The point is, the suspension is ordinarily in effect fairly quickly after the arrest, sometimes before the first court date. Once the suspension takes effect, if you are caught driving, two bad things can happen if you are convicted of driving on a suspended license.
First, the Secretary of State will automatically double the original suspension (6 months, 12 months or 3 years). 625 ILCS 5/6-303 This can, if you have gone less than 5 years between DUI arrests, cause a license suspension for as long as 6 years.
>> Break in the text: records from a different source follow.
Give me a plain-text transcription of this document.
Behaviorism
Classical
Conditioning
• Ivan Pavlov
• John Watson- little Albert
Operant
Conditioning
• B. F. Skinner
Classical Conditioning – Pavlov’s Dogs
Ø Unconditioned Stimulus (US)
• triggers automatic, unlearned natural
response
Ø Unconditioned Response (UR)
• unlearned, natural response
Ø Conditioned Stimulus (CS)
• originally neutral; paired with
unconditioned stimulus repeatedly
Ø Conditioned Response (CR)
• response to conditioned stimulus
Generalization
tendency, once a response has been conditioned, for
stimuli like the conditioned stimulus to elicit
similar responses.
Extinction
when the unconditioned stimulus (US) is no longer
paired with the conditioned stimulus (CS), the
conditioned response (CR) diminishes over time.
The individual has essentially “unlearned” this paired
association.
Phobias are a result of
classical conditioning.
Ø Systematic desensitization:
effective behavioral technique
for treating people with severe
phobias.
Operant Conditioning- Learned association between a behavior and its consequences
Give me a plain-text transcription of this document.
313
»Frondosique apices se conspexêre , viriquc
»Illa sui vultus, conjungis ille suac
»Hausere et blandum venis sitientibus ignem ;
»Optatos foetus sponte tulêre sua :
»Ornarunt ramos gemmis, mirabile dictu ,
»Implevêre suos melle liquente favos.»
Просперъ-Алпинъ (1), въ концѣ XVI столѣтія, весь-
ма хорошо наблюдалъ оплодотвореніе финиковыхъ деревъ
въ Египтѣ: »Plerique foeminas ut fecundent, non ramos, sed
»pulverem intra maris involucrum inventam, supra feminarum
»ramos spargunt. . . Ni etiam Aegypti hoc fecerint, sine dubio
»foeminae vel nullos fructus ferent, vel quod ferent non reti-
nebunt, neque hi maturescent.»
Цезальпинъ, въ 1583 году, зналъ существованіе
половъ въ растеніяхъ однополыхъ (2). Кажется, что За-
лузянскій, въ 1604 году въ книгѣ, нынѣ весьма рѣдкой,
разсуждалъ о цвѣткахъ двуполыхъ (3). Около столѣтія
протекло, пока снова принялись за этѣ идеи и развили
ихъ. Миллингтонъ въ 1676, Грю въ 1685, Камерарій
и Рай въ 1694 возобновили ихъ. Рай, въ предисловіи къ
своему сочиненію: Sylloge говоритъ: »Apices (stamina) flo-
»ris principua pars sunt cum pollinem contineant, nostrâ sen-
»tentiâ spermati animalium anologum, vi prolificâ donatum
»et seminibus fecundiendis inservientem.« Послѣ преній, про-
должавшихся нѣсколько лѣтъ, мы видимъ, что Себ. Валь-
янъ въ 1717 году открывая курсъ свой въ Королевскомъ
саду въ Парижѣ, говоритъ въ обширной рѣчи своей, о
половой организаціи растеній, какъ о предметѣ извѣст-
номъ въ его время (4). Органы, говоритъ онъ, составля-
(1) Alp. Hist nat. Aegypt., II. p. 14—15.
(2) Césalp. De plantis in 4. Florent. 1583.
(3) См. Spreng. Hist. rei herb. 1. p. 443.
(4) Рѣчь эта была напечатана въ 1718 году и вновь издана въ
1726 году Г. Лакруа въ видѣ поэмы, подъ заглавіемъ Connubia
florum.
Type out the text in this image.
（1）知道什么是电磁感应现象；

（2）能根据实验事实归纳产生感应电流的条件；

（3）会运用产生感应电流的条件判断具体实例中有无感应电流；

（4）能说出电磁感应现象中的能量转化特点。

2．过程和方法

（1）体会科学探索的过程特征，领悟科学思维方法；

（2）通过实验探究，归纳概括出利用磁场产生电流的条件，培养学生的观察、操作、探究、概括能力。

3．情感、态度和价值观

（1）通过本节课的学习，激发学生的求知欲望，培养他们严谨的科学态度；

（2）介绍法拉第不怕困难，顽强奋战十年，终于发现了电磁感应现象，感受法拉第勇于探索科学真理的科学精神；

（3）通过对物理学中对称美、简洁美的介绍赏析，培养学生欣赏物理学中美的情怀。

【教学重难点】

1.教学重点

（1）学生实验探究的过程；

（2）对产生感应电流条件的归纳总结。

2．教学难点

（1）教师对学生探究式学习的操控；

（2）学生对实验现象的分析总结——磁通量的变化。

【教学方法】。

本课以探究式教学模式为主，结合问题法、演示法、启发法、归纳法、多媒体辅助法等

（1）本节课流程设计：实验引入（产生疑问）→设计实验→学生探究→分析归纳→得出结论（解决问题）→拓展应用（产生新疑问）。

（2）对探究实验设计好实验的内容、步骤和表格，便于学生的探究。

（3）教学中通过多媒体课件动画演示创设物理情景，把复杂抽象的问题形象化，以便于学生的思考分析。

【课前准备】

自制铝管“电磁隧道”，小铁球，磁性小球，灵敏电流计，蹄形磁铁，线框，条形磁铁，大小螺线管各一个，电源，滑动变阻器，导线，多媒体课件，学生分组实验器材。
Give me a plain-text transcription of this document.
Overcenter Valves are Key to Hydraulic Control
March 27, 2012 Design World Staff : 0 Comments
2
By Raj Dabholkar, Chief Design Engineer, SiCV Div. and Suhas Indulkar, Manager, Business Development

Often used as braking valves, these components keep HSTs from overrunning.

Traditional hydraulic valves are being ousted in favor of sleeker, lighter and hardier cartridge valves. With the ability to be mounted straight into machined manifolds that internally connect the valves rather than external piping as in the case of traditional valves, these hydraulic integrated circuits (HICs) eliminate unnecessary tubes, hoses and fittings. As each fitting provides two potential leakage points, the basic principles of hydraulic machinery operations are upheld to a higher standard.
During that time, you cannot apply for an RDP or an MDDP.
Although you may be eligible for the MDDP as someone who has not had a DUI in the last 5 years, you are not required to accept the program and install a BAIID device on your vehicle. However, if you do not accept the program and are caught driving, or if you accept the program and are caught driving without a BAIID machine, you face a class 4 felony.
Once your suspension is over, you may resume driving unless you are convicted of DUI, in which case your driver’s license will be revoked. If you are caught driving on a revoked license, and if you are convicted, the first time, it is an automatic minimum 10 days in jail that must be served consecutively, or you must perform public service hours. Repeat offenses of driving revoked due to a DUI conviction can ultimately lead to a Class-X felony, the highest level of felony in Illinois.
Furthermore, each time you are convicted of driving revoked, the Illinois Secretary of State automatically adds another year to your revocation. Finally, if you are revoked for DUI and you receive another DUI during that time, it is a felony. The law seeks to discourage suspended or revoked drivers from driving.